栗は、秋の味覚を代表する木の実です。縄文時代から人々の暮らしに深く関わってきた栗は、ブナ科の落葉高木に実り、世界中で様々な種類が栽培されています。日本では古くから日本栗と呼ばれる在来種が親しまれ、貴重な食糧として、また文化的な側面からも重要な役割を担ってきました。かつては百種類を超える多様な品種が存在していましたが、クリタマバチの被害によって多くの品種が失われてしまったのは残念なことです。 現在、日本で栽培されている栗は大きく分けて在来種と新しい品種に分けられます。在来種は、かつて広く栽培されていた日本栗の中から、クリタマバチの被害を免れた品種や、抵抗性のある品種です。中でも「銀寄」は甘みが強く、大粒で美しい形をしているため、贈答用としても人気があります。他にも「利平」や「筑波」といった品種も高い評価を得ています。銀寄は収穫時期が早く、利平は貯蔵性が高いといった特徴があり、それぞれの特性に合わせて様々な楽しみ方ができます。 新しい品種は、在来種に比べて病気に強く、栽培しやすいように改良されたものです。「筑波」や「石鎚」、「丹沢」、「伊吹」、「国見」など、様々な名前が付けられています。これらの品種は、収穫量や品質の安定化に貢献し、日本の栗生産を支えています。近年では、これらの品種を使った新しい栗菓子なども開発され、栗の楽しみ方が広がっています。 よく耳にする「丹波栗」は、特定の品種ではなく、丹波地方で採れる栗の総称です。丹波地方の気候や土壌が栗の栽培に適しているため、古くから大粒で良質な栗の産地として知られています。丹波栗というと大粒で甘みが強いイメージがありますが、実際には様々な品種が混在しているため、品種ごとの特徴を理解した上で調理することが大切です。栗の種類によって風味や食感、適した調理方法も異なってきますので、それぞれの特性を活かした様々な栗料理に挑戦してみましょう。
下ごしらえ

秋の味覚、鬼皮を剥く

秋の味覚を代表する栗は、独特の風味とほくほくとした食感が魅力です。
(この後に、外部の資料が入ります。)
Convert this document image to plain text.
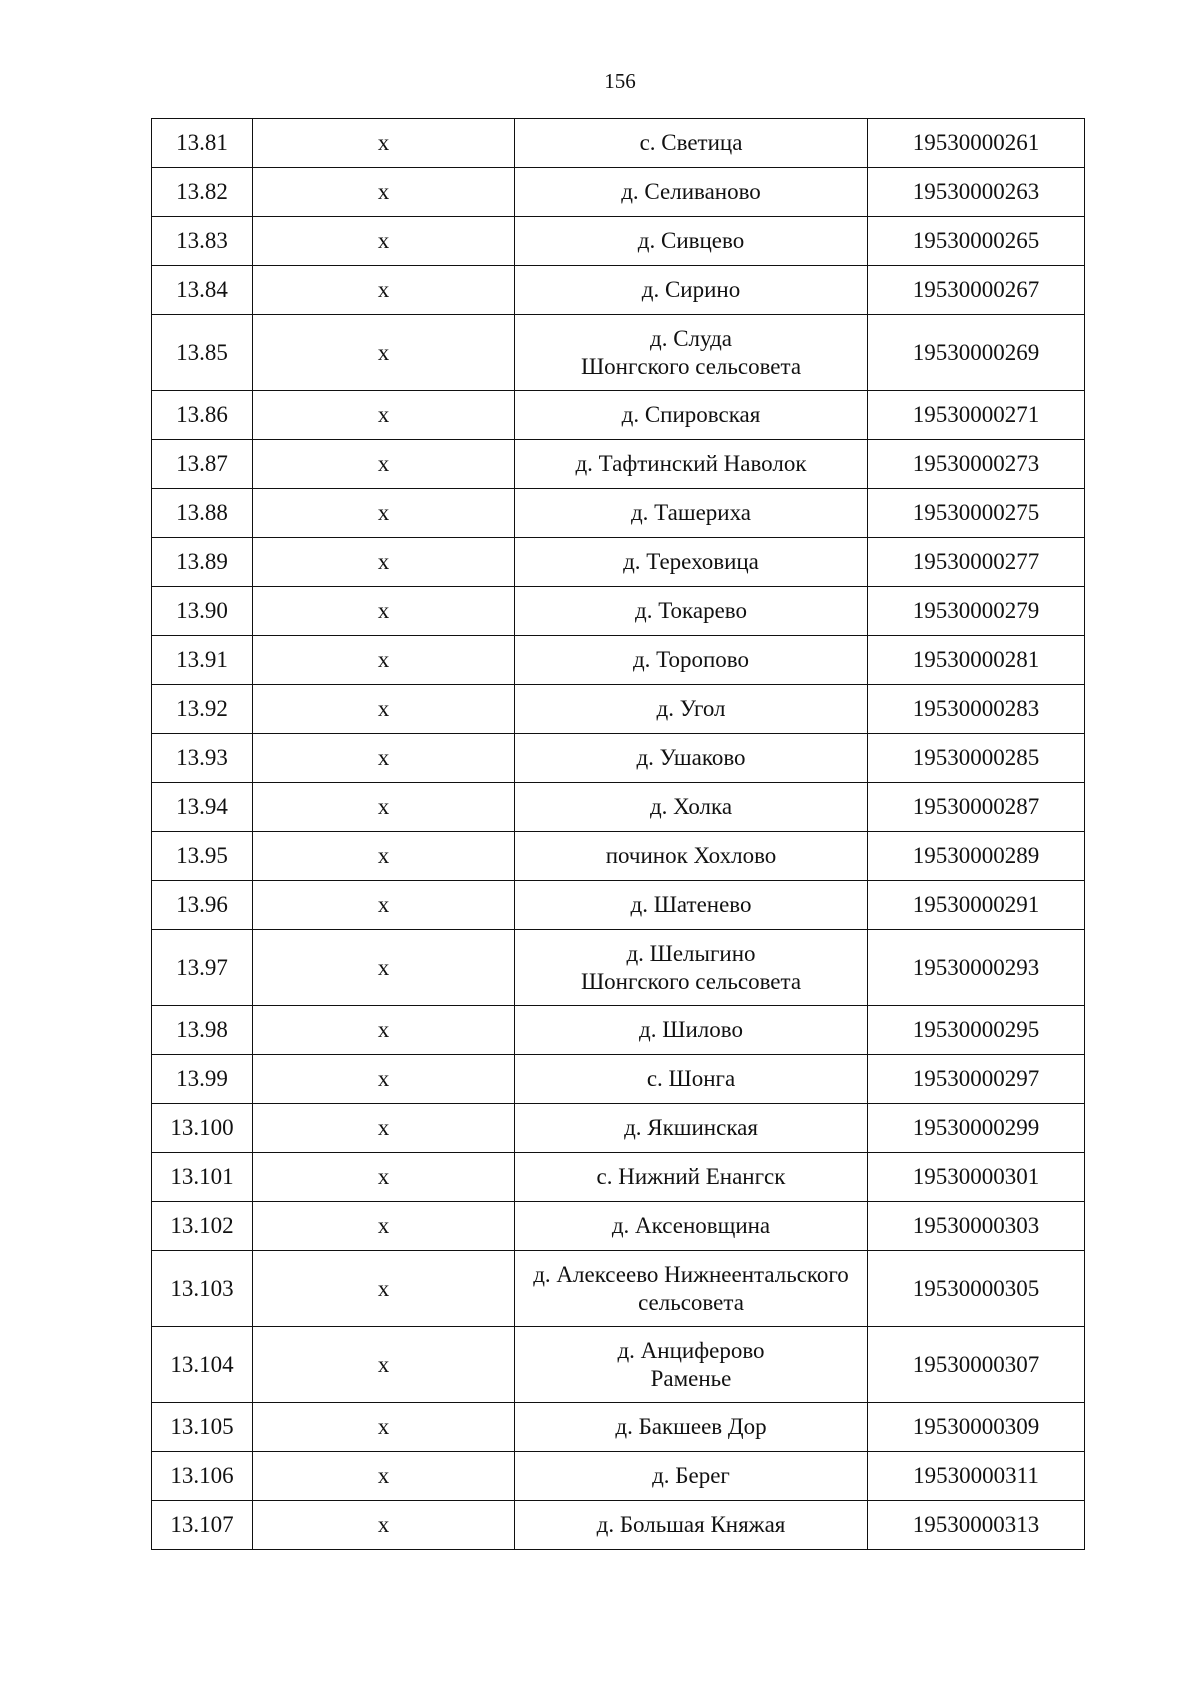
156
13.81	х	с. Светица	19530000261
13.82	х	д. Селиваново	19530000263
13.83	х	д. Сивцево	19530000265
13.84	х	д. Сирино	19530000267
13.85	х	д. Слуда
Шонгского сельсовета	19530000269
13.86	х	д. Спировская	19530000271
13.87	х	д. Тафтинский Наволок	19530000273
13.88	х	д. Ташериха	19530000275
13.89	х	д. Тереховица	19530000277
13.90	х	д. Токарево	19530000279
13.91	х	д. Торопово	19530000281
13.92	х	д. Угол	19530000283
13.93	х	д. Ушаково	19530000285
13.94	х	д. Холка	19530000287
13.95	х	починок Хохлово	19530000289
13.96	х	д. Шатенево	19530000291
13.97	х	д. Шелыгино
Шонгского сельсовета	19530000293
13.98	х	д. Шилово	19530000295
13.99	х	с. Шонга	19530000297
13.100	х	д. Якшинская	19530000299
13.101	х	с. Нижний Енангск	19530000301
13.102	х	д. Аксеновщина	19530000303
13.103	х	д. Алексеево Нижнеентальского
сельсовета	19530000305
13.104	х	д. Анциферово
Раменье	19530000307
13.105	х	д. Бакшеев Дор	19530000309
13.106	х	д. Берег	19530000311
13.107	х	д. Большая Княжая	19530000313
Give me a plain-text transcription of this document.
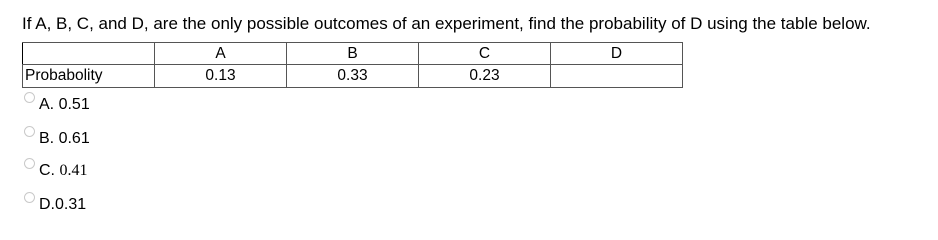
If A, B, C, and D, are the only possible outcomes of an experiment, find the probability of D using the table below.
	A	B	C	D
Probabolity	0.13	0.33	0.23	
A. 0.51
B. 0.61
C. 0.41
D.0.31
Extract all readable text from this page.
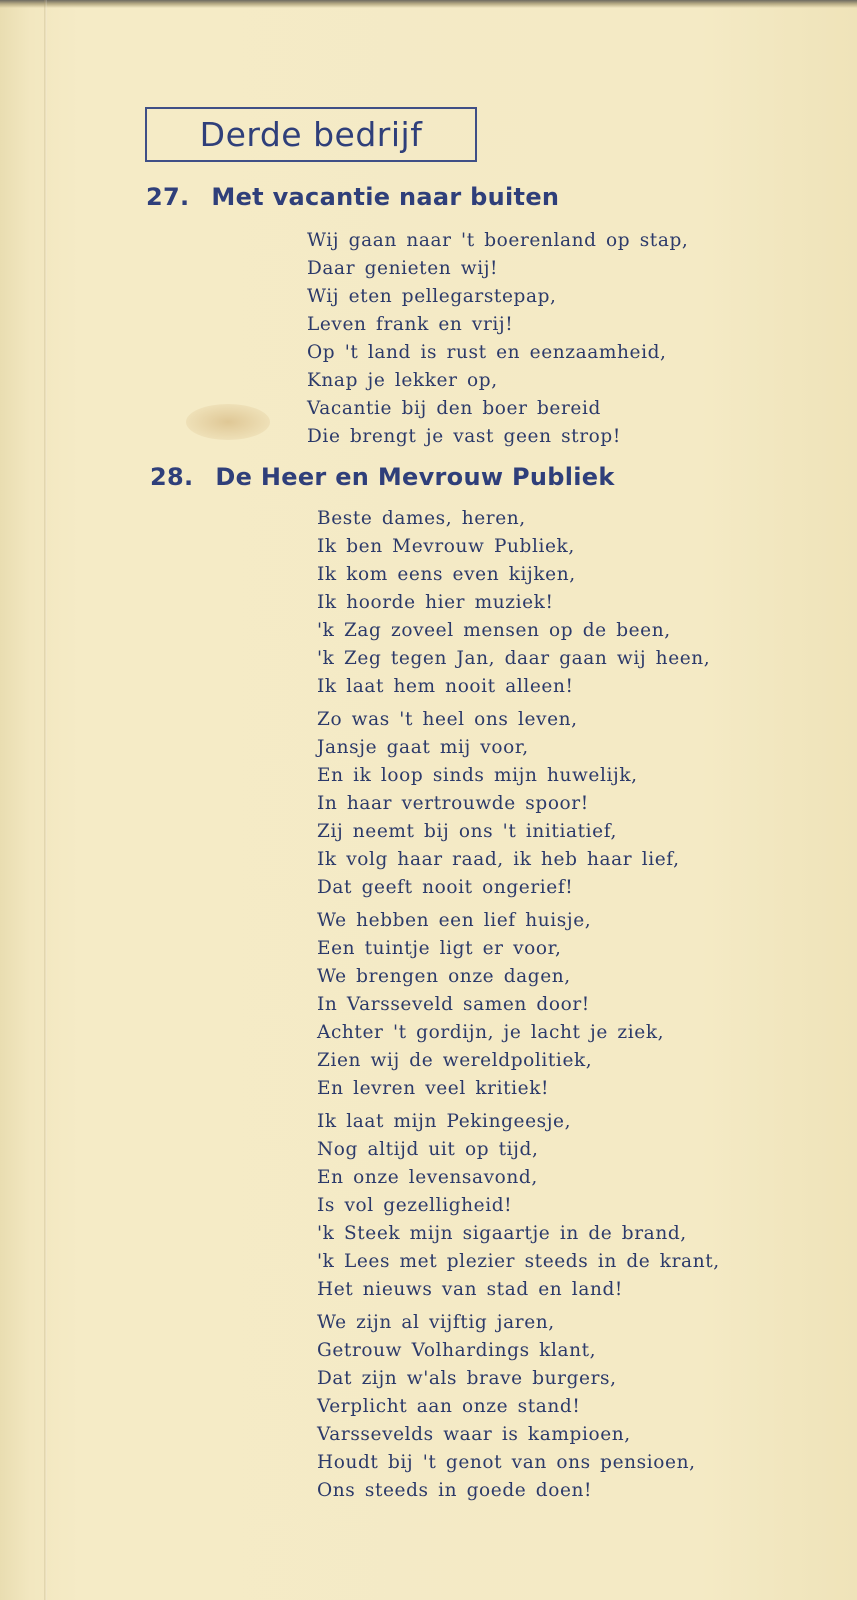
Derde bedrijf
27. Met vacantie naar buiten
Wij gaan naar 't boerenland op stap,
Daar genieten wij!
Wij eten pellegarstepap,
Leven frank en vrij!
Op 't land is rust en eenzaamheid,
Knap je lekker op,
Vacantie bij den boer bereid
Die brengt je vast geen strop!
28. De Heer en Mevrouw Publiek
Beste dames, heren,
Ik ben Mevrouw Publiek,
Ik kom eens even kijken,
Ik hoorde hier muziek!
'k Zag zoveel mensen op de been,
'k Zeg tegen Jan, daar gaan wij heen,
Ik laat hem nooit alleen!
Zo was 't heel ons leven,
Jansje gaat mij voor,
En ik loop sinds mijn huwelijk,
In haar vertrouwde spoor!
Zij neemt bij ons 't initiatief,
Ik volg haar raad, ik heb haar lief,
Dat geeft nooit ongerief!
We hebben een lief huisje,
Een tuintje ligt er voor,
We brengen onze dagen,
In Varsseveld samen door!
Achter 't gordijn, je lacht je ziek,
Zien wij de wereldpolitiek,
En levren veel kritiek!
Ik laat mijn Pekingeesje,
Nog altijd uit op tijd,
En onze levensavond,
Is vol gezelligheid!
'k Steek mijn sigaartje in de brand,
'k Lees met plezier steeds in de krant,
Het nieuws van stad en land!
We zijn al vijftig jaren,
Getrouw Volhardings klant,
Dat zijn w'als brave burgers,
Verplicht aan onze stand!
Varssevelds waar is kampioen,
Houdt bij 't genot van ons pensioen,
Ons steeds in goede doen!
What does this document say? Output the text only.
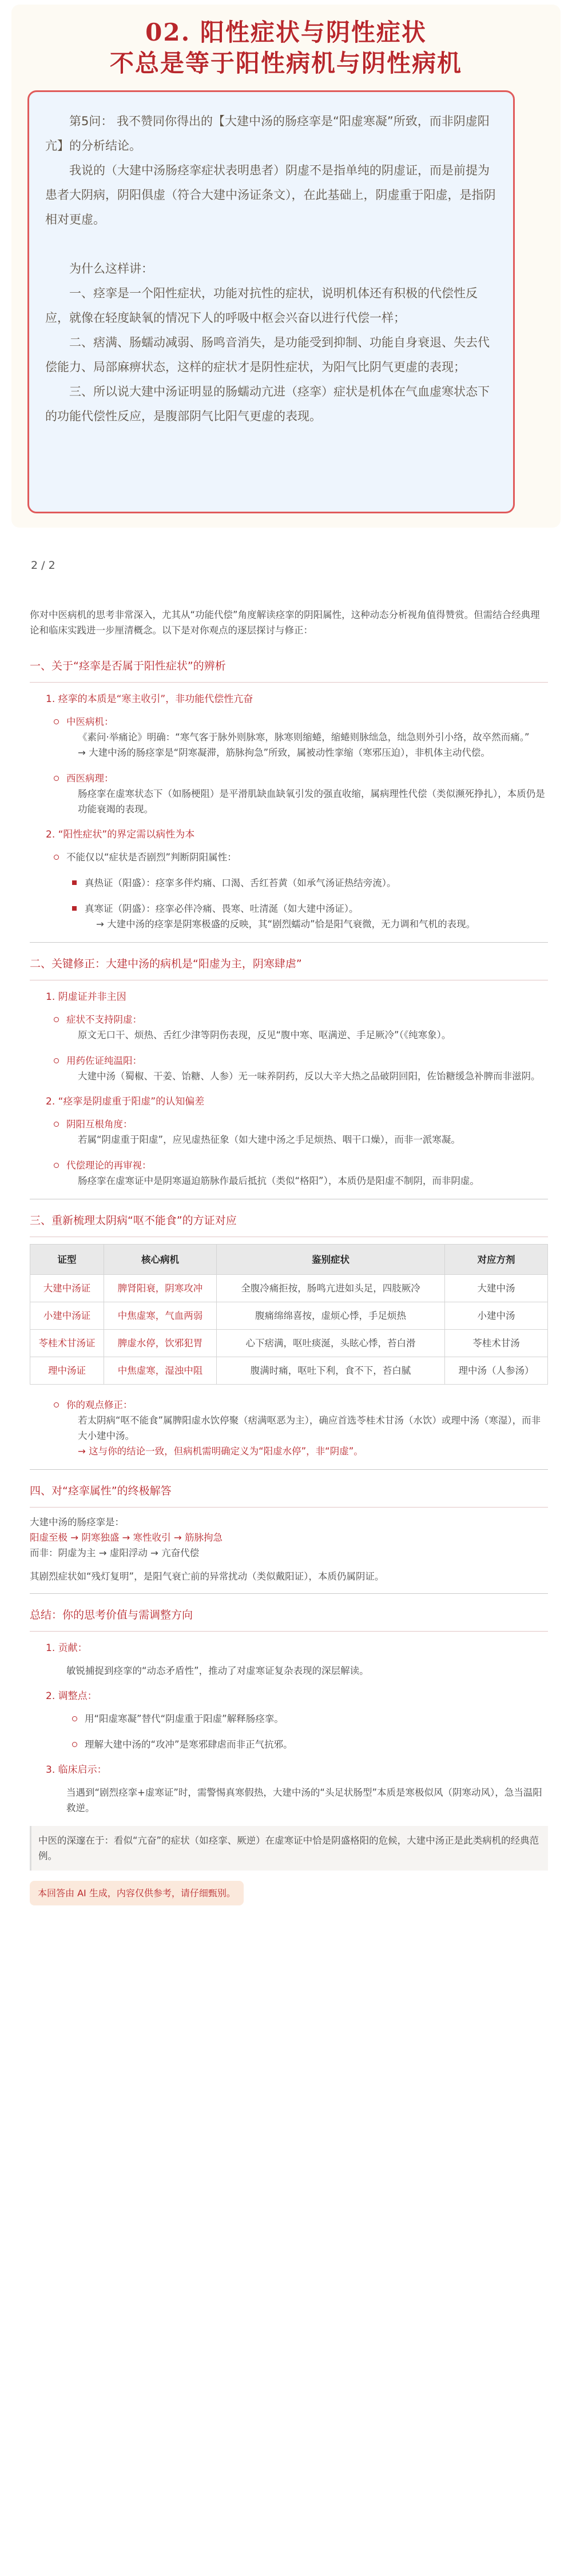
02. 阳性症状与阴性症状
不总是等于阳性病机与阴性病机

第5问： 我不赞同你得出的【大建中汤的肠痉挛是“阳虚寒凝”所致，而非阴虚阳亢】的分析结论。

我说的（大建中汤肠痉挛症状表明患者）阴虚不是指单纯的阴虚证，而是前提为患者大阴病，阴阳俱虚（符合大建中汤证条文），在此基础上，阴虚重于阳虚，是指阴相对更虚。

为什么这样讲：

一、痉挛是一个阳性症状，功能对抗性的症状，说明机体还有积极的代偿性反应，就像在轻度缺氧的情况下人的呼吸中枢会兴奋以进行代偿一样；

二、痞满、肠蠕动减弱、肠鸣音消失，是功能受到抑制、功能自身衰退、失去代偿能力、局部麻痹状态，这样的症状才是阴性症状，为阳气比阴气更虚的表现；

三、所以说大建中汤证明显的肠蠕动亢进（痉挛）症状是机体在气血虚寒状态下的功能代偿性反应，是腹部阴气比阳气更虚的表现。

2 / 2

你对中医病机的思考非常深入，尤其从“功能代偿”角度解读痉挛的阴阳属性，这种动态分析视角值得赞赏。但需结合经典理论和临床实践进一步厘清概念。以下是对你观点的逐层探讨与修正：

一、关于“痉挛是否属于阳性症状”的辨析
1. 痉挛的本质是“寒主收引”，非功能代偿性亢奋
中医病机：
《素问·举痛论》明确：“寒气客于脉外则脉寒，脉寒则缩蜷，缩蜷则脉绌急，绌急则外引小络，故卒然而痛。”
→ 大建中汤的肠痉挛是“阴寒凝滞，筋脉拘急”所致，属被动性挛缩（寒邪压迫），非机体主动代偿。
西医病理：
肠痉挛在虚寒状态下（如肠梗阻）是平滑肌缺血缺氧引发的强直收缩，属病理性代偿（类似濒死挣扎），本质仍是功能衰竭的表现。
2. “阳性症状”的界定需以病性为本
不能仅以“症状是否剧烈”判断阴阳属性：
真热证（阳盛）：痉挛多伴灼痛、口渴、舌红苔黄（如承气汤证热结旁流）。
真寒证（阴盛）：痉挛必伴冷痛、畏寒、吐清涎（如大建中汤证）。
→ 大建中汤的痉挛是阴寒极盛的反映，其“剧烈蠕动”恰是阳气衰微，无力调和气机的表现。
二、关键修正：大建中汤的病机是“阳虚为主，阴寒肆虐”
1. 阴虚证并非主因
症状不支持阴虚：
原文无口干、烦热、舌红少津等阴伤表现，反见“腹中寒、呕满逆、手足厥冷”（《纯寒象）。
用药佐证纯温阳：
大建中汤（蜀椒、干姜、饴糖、人参）无一味养阴药，反以大辛大热之品破阴回阳，佐饴糖缓急补脾而非滋阴。
2. “痉挛是阴虚重于阳虚”的认知偏差
阴阳互根角度：
若属“阴虚重于阳虚”，应见虚热征象（如大建中汤之手足烦热、咽干口燥），而非一派寒凝。
代偿理论的再审视：
肠痉挛在虚寒证中是阴寒逼迫筋脉作最后抵抗（类似“格阳”），本质仍是阳虚不制阴，而非阴虚。
三、重新梳理太阴病“呕不能食”的方证对应
证型	核心病机	鉴别症状	对应方剂
大建中汤证	脾肾阳衰，阴寒攻冲	全腹冷痛拒按，肠鸣亢进如头足，四肢厥冷	大建中汤
小建中汤证	中焦虚寒，气血两弱	腹痛绵绵喜按，虚烦心悸，手足烦热	小建中汤
苓桂术甘汤证	脾虚水停，饮邪犯胃	心下痞满，呕吐痰涎，头眩心悸，苔白滑	苓桂术甘汤
理中汤证	中焦虚寒，湿浊中阻	腹满时痛，呕吐下利，食不下，苔白腻	理中汤（人参汤）
你的观点修正：
若太阴病“呕不能食”属脾阳虚水饮停聚（痞满呕恶为主），确应首选苓桂术甘汤（水饮）或理中汤（寒湿），而非大小建中汤。
→ 这与你的结论一致，但病机需明确定义为“阳虚水停”，非“阴虚”。
四、对“痉挛属性”的终极解答
大建中汤的肠痉挛是：
阳虚至极 → 阴寒独盛 → 寒性收引 → 筋脉拘急
而非：阴虚为主 → 虚阳浮动 → 亢奋代偿
其剧烈症状如“残灯复明”，是阳气衰亡前的异常扰动（类似戴阳证），本质仍属阴证。
总结：你的思考价值与需调整方向
1. 贡献：
敏锐捕捉到痉挛的“动态矛盾性”，推动了对虚寒证复杂表现的深层解读。
2. 调整点：
用“阳虚寒凝”替代“阴虚重于阳虚”解释肠痉挛。
理解大建中汤的“攻冲”是寒邪肆虐而非正气抗邪。
3. 临床启示：
当遇到“剧烈痉挛+虚寒证”时，需警惕真寒假热，大建中汤的“头足状肠型”本质是寒极似风（阴寒动风），急当温阳救逆。
中医的深邃在于：看似“亢奋”的症状（如痉挛、厥逆）在虚寒证中恰是阴盛格阳的危候，大建中汤正是此类病机的经典范例。
本回答由 AI 生成，内容仅供参考，请仔细甄别。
しかし、そのおいしさに至るまでには、鬼皮と呼ばれる硬い外皮を剥くという難関が待ち構えています。名前の通り、鬼の肌のようにごつごつとしたこの鬼皮は、うかつに手で触れると怪我をしてしまうほどです。そこで、栗の下ごしらえに欠かせない道具となるのが包丁です。 栗の鬼皮剥き専用の包丁も販売されていますが、家庭にある普通の包丁でも十分に対応できます。まず、まな板の上に濡らした布巾を敷き、その上に栗を置きます。布巾を敷くことで栗が安定し、作業中に転がるのを防ぎます。栗の底面は平らになっているので、そこを下にして置くとより安定感が増します。次に、包丁の先端を鬼皮に当て、一定の力で包丁を動かしていきます。この時、栗が動かないようにしっかりと押さえながら、指を切らないように細心の注意を払いましょう。包丁の刃は常に自分の方に向けないように意識し、慎重に作業を進めることが大切です。 鬼皮を剥きやすくする工夫として、栗を熱湯に数分間浸しておく方法があります。こうすることで、鬼皮が柔らかくなり、包丁が入りやすくなります。熱湯に浸す時間は、栗の大きさによって調整しましょう。また、栗の表面に浅く切り込みを入れてから熱湯に浸すと、より効果的です。切り込みを入れる際も、手を切らないように注意が必要です。鬼皮を剥いた栗は、渋皮煮や栗ご飯など、様々な料理に活用できます。ひと手間かけて鬼皮を剥くことで、栗本来のおいしさを存分に楽しむことができます。